Some corking alternatives to the Irish stew’n’mash

Some traditions are just too sacred to mess with, though.

Cabbage and potatoes are Ireland's traditional staples. Photograph: Peter Bagi

With every pub in the area pushing its St Patrick’s Day menu (aka stew’n’mash), I can’t help but chuckle at the idea of marking the occasion with a meal. Let’s be honest – like us, the Irish don’t have much to celebrate in the way of culinary heritage. My grandmother, a tiny Dubliner, lived well into her eighties on a diet of Silk Cut and Thornton’s toffee and I’ve always thought it telling that my mother hasn’t touched a potato since she left home.

There are historic reasons for this. The Cork-based chef Denis Cotter wrote a few years ago that, given the past poverty of the country, “It’s a bit rich expecting us to have concocted a food culture that would stand up as a coherent cuisine.” Traditional Irish cooking is simple for a reason: if you only have an open fire to work with, boiled bacon and cabbage is about as gastro as it’s going to get.

Plainness and solidity remained the chief culinary virtues in Ireland long after the fitted kitchen made its debut: great reverence has always been paid to the Holy Trinity of meat, vegetables and potatoes, a routine broken only on Fridays, when dinner is boiled fish and white sauce instead. Accompanied by potatoes.

You can’t get away from spuds in Ireland: before the great famine, the average cottager consumed between seven and 14 pounds a week – not that many of them had much choice in the matter. The subsequent crop failures cost the country almost a third of its population yet, up until the accession of Poland and Latvia, the Irish remained the biggest consumers of potatoes per capita in the EU. (Britain lagged a poor second.)

Despite this ongoing obsession with tubers, which I blame for an unfortunate experience with a mashed potato spring roll in Wexford a couple of years ago, Irish food has undergone a quiet transformation in the past few decades, in part thanks to a few pioneers such as the Allen family at Ballymaloe House in Cork.

Myrtle Allen, a farmer’s wife and keen cook, opened a restaurant in her home in 1964, when eating out in Ireland came in two flavours: fancy French or the chipper. She was determined to make the most of the produce on her doorstep and Ballymaloe’s championing of local farmers, fishermen and cheese makers at a time when anything Irish was deeply unfashionable is at least partly responsible for the wealth of artisan food producers in its vicinity today, still supplying Myrtle and her now rather well-known country house hotel and restaurant.

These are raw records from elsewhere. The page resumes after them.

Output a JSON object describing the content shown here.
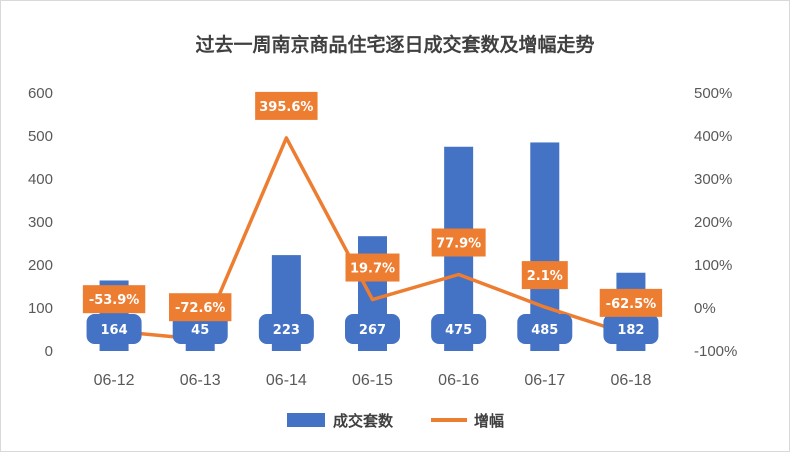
{
  "chart_data": {
    "type": "bar",
    "title": "过去一周南京商品住宅逐日成交套数及增幅走势",
    "categories": [
      "06-12",
      "06-13",
      "06-14",
      "06-15",
      "06-16",
      "06-17",
      "06-18"
    ],
    "series": [
      {
        "name": "成交套数",
        "type": "bar",
        "axis": "left",
        "color": "#4472c4",
        "values": [
          164,
          45,
          223,
          267,
          475,
          485,
          182
        ],
        "labels": [
          "164",
          "45",
          "223",
          "267",
          "475",
          "485",
          "182"
        ]
      },
      {
        "name": "增幅",
        "type": "line",
        "axis": "right",
        "color": "#ed7d31",
        "values": [
          -53.9,
          -72.6,
          395.6,
          19.7,
          77.9,
          2.1,
          -62.5
        ],
        "labels": [
          "-53.9%",
          "-72.6%",
          "395.6%",
          "19.7%",
          "77.9%",
          "2.1%",
          "-62.5%"
        ]
      }
    ],
    "y_left": {
      "min": 0,
      "max": 600,
      "ticks": [
        0,
        100,
        200,
        300,
        400,
        500,
        600
      ],
      "tick_labels": [
        "0",
        "100",
        "200",
        "300",
        "400",
        "500",
        "600"
      ]
    },
    "y_right": {
      "min": -100,
      "max": 500,
      "ticks": [
        -100,
        0,
        100,
        200,
        300,
        400,
        500
      ],
      "tick_labels": [
        "-100%",
        "0%",
        "100%",
        "200%",
        "300%",
        "400%",
        "500%"
      ]
    },
    "grid": false,
    "legend": "bottom"
  }
}
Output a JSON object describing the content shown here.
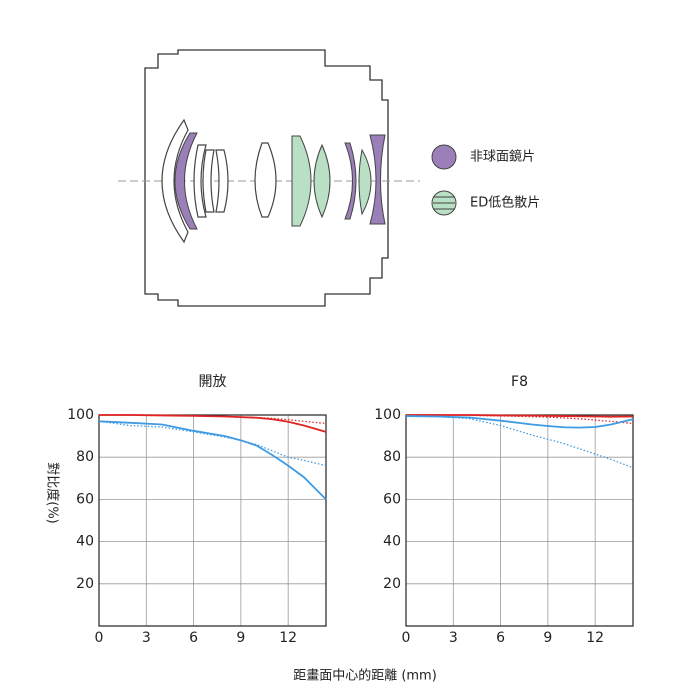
{
  "legend": [
    {
      "label": "非球面鏡片",
      "color": "#9b7fb8"
    },
    {
      "label": "ED低色散片",
      "color": "#b9e0c4"
    }
  ],
  "y_label": "對比度(%)",
  "x_label": "距畫面中心的距離 (mm)",
  "chart_data": [
    {
      "type": "line",
      "title": "開放",
      "x": [
        0,
        2,
        4,
        6,
        8,
        9,
        10,
        11,
        12,
        13,
        14.4
      ],
      "xlim": [
        0,
        14.4
      ],
      "xticks": [
        0,
        3,
        6,
        9,
        12
      ],
      "ylim": [
        0,
        100
      ],
      "yticks": [
        20,
        40,
        60,
        80,
        100
      ],
      "grid": true,
      "series": [
        {
          "color": "#e02424",
          "style": "solid",
          "values": [
            100,
            100,
            99.8,
            99.6,
            99.3,
            99,
            98.7,
            98,
            96.8,
            95,
            92
          ]
        },
        {
          "color": "#e02424",
          "style": "dotted",
          "values": [
            100,
            100,
            99.8,
            99.6,
            99.3,
            99,
            98.8,
            98.4,
            97.8,
            97,
            96
          ]
        },
        {
          "color": "#3f9be3",
          "style": "solid",
          "values": [
            97,
            96.3,
            95.5,
            92.5,
            90,
            88,
            85.5,
            81,
            76,
            70.5,
            60
          ]
        },
        {
          "color": "#3f9be3",
          "style": "dotted",
          "values": [
            97,
            95,
            94.3,
            92,
            89.5,
            88,
            86,
            83,
            80,
            78.5,
            76
          ]
        }
      ]
    },
    {
      "type": "line",
      "title": "F8",
      "x": [
        0,
        2,
        4,
        6,
        8,
        9,
        10,
        11,
        12,
        13,
        14.4
      ],
      "xlim": [
        0,
        14.4
      ],
      "xticks": [
        0,
        3,
        6,
        9,
        12
      ],
      "ylim": [
        0,
        100
      ],
      "yticks": [
        20,
        40,
        60,
        80,
        100
      ],
      "grid": true,
      "series": [
        {
          "color": "#e02424",
          "style": "solid",
          "values": [
            100,
            100,
            100,
            99.8,
            99.7,
            99.6,
            99.5,
            99.4,
            99.3,
            99.2,
            99.3
          ]
        },
        {
          "color": "#e02424",
          "style": "dotted",
          "values": [
            100,
            100,
            99.8,
            99.6,
            99.2,
            99,
            98.6,
            98.2,
            97.6,
            97,
            96
          ]
        },
        {
          "color": "#3f9be3",
          "style": "solid",
          "values": [
            99.5,
            99.3,
            98.8,
            97.3,
            95.5,
            94.8,
            94.2,
            94,
            94.3,
            95.5,
            98
          ]
        },
        {
          "color": "#3f9be3",
          "style": "dotted",
          "values": [
            99.5,
            99.2,
            98.3,
            95,
            90.5,
            88.5,
            86.5,
            84,
            81.5,
            79,
            75
          ]
        }
      ]
    }
  ]
}
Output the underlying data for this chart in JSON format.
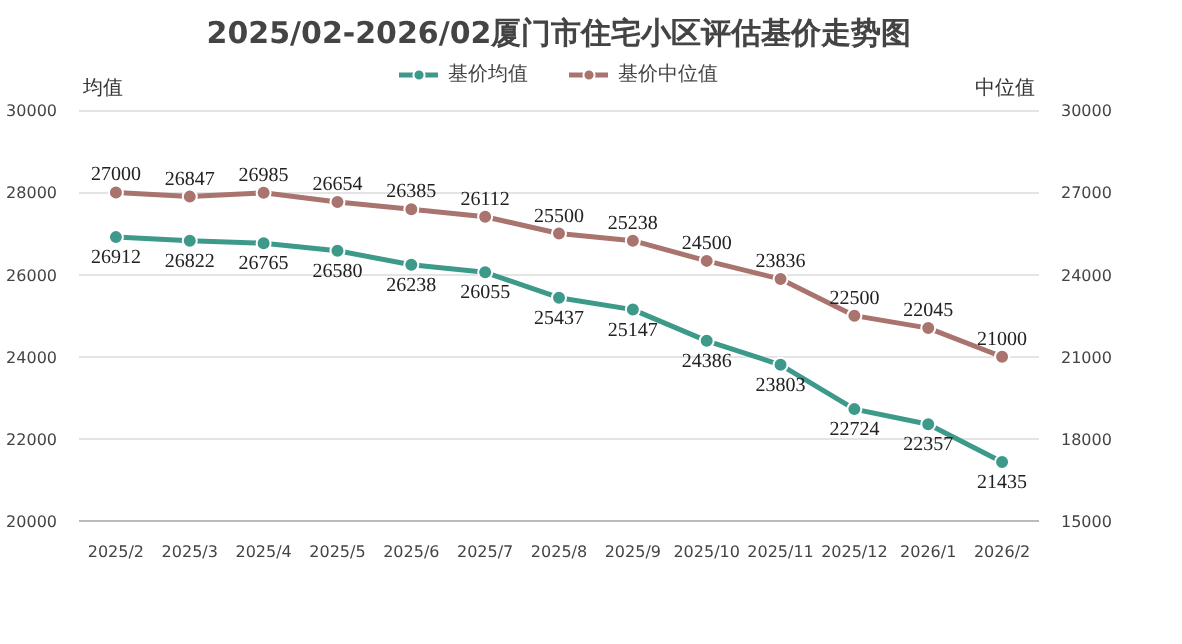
{
  "chart_data": {
    "type": "line",
    "title": "2025/02-2026/02厦门市住宅小区评估基价走势图",
    "ylabel": "均值",
    "y2label": "中位值",
    "categories": [
      "2025/2",
      "2025/3",
      "2025/4",
      "2025/5",
      "2025/6",
      "2025/7",
      "2025/8",
      "2025/9",
      "2025/10",
      "2025/11",
      "2025/12",
      "2026/1",
      "2026/2"
    ],
    "series": [
      {
        "name": "基价均值",
        "color": "#3d9a8b",
        "values": [
          26912,
          26822,
          26765,
          26580,
          26238,
          26055,
          25437,
          25147,
          24386,
          23803,
          22724,
          22357,
          21435
        ]
      },
      {
        "name": "基价中位值",
        "color": "#a9736e",
        "axis": "y2",
        "values": [
          27000,
          26847,
          26985,
          26654,
          26385,
          26112,
          25500,
          25238,
          24500,
          23836,
          22500,
          22045,
          21000
        ]
      }
    ],
    "ylim": [
      20000,
      30000
    ],
    "yticks": [
      20000,
      22000,
      24000,
      26000,
      28000,
      30000
    ],
    "y2lim": [
      15000,
      30000
    ],
    "y2ticks": [
      15000,
      18000,
      21000,
      24000,
      27000,
      30000
    ],
    "grid": "y",
    "legend": "top",
    "marker": "circle",
    "line_style": "solid",
    "data_labels": true
  }
}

West Cork is a place that could be described as a food hot spot, if that weren’t so at odds with the local pace of life – at times, it can feel a bit like a gastro-commune. I bump into Darina Allen, Myrtle’s daughter-in-law and head of Ballymaloe’s cookery school, at Glenilen Farm dairy, where the farmer Alan Kingston explains to me in great detail why the rain makes Irish milk the best in the world. (Something to do with carotene in the grass, apparently.)

He’s having Giana Ferguson, who makes the mellow Gubbeen washed-rind cheese down the road in Schull, over to lunch and she kindly brings some of her son Fingal’s Cork chorizo for us to try as well.

The following day, we breakfast with Jack McCarthy, butcher and champion black pudding maker, at Cork’s English Market, before popping in to see Anthony Cresswell at his riverside Ummera smokehouse for some organic salmon. Everyone seems to know each other and not one of them attempts to feed us a potato.

It’s the simple, slow food the Irish do best, relying on their world-class grass, cold Atlantic waters and the old adage, co-opted by their best-known export, that good things come to those who wait. It’s time to look beyond the old stereotypes. There’s much more to modern Irish cooking than mash.

For all that, I’ll be celebrating St Patrick’s Day with a pint and packet of Taytos. Some traditions are just too sacred to mess with.